Derivatives: Dangerous CrossCurrents
Our long held theory is that excessive growth in the utilization of derivatives has added greatly to systemic risk and has impeded long term economic growth, cautions Alan Newman, editor of CrossCurrents.
In our view, the expansion in notional values of derivatives is the most significant development for the financial markets and the economy in the 27 years we have published Crosscurrents.
The core of our thesis is the absolute dominance of too few players holding monstrously large drivative portfolios. Experience has shown that the concentration of trillions of dollars of notional values in only a handful of banks has the potential to disrupt the markets. It's not a guarantee of disruption, only a indicator of what occur.

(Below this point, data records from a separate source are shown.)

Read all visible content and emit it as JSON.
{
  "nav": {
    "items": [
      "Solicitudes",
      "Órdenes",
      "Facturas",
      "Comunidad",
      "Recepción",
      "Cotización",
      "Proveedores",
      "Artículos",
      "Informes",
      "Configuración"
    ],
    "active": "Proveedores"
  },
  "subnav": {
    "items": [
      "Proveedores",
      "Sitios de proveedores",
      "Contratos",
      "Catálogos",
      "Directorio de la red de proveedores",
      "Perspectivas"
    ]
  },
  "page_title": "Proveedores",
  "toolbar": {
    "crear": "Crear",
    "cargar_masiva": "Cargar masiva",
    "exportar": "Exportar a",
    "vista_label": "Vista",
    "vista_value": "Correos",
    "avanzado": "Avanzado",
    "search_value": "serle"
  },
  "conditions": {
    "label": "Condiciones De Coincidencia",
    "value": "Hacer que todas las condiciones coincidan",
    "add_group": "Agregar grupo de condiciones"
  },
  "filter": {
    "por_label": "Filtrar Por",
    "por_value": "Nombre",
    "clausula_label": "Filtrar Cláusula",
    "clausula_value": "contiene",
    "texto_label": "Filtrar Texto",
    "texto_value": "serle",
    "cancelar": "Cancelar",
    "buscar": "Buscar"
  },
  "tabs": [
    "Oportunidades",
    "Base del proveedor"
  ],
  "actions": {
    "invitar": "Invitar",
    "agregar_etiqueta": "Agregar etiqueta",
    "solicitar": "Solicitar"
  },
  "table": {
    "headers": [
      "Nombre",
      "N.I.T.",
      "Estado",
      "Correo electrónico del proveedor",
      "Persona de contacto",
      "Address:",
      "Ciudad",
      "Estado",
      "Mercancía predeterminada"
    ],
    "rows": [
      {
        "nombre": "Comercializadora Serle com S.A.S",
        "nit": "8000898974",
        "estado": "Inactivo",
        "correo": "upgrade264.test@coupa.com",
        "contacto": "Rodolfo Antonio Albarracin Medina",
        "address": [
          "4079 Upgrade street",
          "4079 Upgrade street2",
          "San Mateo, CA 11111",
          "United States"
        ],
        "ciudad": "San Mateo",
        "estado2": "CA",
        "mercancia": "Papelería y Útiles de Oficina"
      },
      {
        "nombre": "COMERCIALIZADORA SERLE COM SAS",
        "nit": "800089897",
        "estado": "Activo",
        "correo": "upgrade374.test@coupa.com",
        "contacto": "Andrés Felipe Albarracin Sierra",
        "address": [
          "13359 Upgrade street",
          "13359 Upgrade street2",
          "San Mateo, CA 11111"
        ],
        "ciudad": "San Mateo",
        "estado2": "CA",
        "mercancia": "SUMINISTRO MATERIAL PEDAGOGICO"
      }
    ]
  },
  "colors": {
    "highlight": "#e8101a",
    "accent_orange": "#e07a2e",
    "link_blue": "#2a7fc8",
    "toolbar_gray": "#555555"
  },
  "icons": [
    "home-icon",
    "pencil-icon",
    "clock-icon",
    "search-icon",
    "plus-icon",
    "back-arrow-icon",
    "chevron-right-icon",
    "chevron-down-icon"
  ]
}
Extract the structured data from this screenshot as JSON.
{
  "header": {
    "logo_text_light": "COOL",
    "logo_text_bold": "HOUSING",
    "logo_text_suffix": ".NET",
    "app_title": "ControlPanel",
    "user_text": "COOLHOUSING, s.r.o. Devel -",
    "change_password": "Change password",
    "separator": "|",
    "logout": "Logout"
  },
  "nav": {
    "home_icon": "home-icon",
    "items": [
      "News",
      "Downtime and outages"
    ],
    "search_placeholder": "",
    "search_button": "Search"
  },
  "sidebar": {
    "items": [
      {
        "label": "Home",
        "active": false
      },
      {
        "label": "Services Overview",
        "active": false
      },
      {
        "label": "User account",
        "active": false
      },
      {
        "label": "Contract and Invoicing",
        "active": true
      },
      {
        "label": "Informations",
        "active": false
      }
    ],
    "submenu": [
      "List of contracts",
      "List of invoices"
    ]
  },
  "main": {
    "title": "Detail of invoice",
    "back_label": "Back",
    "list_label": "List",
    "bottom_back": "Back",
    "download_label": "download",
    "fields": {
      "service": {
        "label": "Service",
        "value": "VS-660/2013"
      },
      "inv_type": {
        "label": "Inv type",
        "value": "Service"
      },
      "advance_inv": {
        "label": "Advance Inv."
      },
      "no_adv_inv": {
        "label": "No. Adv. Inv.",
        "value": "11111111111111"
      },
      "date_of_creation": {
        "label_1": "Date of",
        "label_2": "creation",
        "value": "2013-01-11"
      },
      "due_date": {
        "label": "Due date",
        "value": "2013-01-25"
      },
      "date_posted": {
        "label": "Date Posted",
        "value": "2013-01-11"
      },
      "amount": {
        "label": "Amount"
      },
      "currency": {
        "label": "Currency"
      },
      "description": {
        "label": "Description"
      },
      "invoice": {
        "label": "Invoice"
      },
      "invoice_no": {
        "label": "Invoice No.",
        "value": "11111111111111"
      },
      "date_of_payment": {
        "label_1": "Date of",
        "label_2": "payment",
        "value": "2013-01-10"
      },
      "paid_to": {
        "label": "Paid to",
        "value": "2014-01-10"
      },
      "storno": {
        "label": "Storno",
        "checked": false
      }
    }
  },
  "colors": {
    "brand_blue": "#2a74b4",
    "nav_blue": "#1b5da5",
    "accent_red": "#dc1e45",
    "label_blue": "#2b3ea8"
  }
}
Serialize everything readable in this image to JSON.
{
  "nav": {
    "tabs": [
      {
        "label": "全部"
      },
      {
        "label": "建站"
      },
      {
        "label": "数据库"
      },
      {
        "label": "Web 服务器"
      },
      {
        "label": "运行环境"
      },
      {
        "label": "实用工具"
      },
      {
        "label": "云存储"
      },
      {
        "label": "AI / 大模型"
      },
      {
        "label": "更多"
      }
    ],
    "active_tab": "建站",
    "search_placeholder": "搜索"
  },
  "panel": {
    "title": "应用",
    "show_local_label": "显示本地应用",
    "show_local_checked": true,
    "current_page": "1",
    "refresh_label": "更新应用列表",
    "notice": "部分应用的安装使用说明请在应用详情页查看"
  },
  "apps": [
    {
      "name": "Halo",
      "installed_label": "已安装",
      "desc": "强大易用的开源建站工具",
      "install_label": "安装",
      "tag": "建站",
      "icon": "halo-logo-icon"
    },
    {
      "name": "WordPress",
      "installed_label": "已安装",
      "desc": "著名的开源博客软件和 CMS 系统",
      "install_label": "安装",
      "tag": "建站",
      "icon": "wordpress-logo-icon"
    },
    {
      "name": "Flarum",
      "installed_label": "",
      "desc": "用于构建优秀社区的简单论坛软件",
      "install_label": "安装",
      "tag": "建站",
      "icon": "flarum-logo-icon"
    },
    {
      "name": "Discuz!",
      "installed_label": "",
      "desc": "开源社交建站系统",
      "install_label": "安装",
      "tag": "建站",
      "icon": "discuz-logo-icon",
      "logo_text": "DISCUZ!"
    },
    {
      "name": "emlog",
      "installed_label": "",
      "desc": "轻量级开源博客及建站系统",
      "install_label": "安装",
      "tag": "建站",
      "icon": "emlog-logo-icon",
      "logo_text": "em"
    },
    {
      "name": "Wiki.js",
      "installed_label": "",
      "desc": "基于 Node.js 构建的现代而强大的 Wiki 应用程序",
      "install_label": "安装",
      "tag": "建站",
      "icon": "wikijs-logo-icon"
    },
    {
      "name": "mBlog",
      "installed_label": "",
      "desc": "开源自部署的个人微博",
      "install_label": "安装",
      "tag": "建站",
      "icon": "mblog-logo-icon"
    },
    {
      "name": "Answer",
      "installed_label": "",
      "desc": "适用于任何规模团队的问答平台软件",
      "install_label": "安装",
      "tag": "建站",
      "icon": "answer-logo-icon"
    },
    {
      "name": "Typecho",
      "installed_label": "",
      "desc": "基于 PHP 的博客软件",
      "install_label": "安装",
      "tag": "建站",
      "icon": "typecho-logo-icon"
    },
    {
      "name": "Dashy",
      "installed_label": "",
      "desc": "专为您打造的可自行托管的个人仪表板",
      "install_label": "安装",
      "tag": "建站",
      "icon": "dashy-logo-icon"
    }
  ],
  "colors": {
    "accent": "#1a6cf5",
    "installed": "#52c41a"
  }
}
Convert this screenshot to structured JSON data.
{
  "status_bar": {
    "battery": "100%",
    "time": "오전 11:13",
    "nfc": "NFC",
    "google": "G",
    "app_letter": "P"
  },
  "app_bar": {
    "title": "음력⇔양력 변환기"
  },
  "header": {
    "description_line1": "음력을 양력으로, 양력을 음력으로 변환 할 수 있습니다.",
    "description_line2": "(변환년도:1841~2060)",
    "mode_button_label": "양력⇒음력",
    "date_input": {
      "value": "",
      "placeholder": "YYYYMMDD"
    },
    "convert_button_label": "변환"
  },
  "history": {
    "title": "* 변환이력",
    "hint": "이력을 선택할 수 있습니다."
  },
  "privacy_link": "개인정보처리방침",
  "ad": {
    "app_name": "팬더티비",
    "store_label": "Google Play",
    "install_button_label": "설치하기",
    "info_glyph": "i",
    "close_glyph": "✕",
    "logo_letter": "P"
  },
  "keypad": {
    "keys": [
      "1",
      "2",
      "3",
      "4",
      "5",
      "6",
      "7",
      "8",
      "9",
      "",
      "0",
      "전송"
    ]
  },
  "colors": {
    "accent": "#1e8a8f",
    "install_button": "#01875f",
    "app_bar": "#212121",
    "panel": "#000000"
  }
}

Simply put, the odds of an unmanageable dislocation sharply when risks are on the shoulders of too few players; and when the markets break, they break hard.
When stocks peaked in 1987, the entire capitalization of the market was
roughly $3.2 trillion. At its peak, "portfolio insurance" totaled $90 billion,
roughly 2.8% of total market cap.
Unfortunately, the mechanics of the scheme directed portfolio managers to sell stock index futures when the market fell?by 3%. It worked quite well when stocks were rising and when the inevitable modest corrections ensure.
However, when the market was faced with a heavy sell off, all preconceived ideas of how things would work went out the window and the market crashed 22.6%.
Of course, lessons were learned and adjustments were made so that a similar occurrence might never again erase that much value in one day.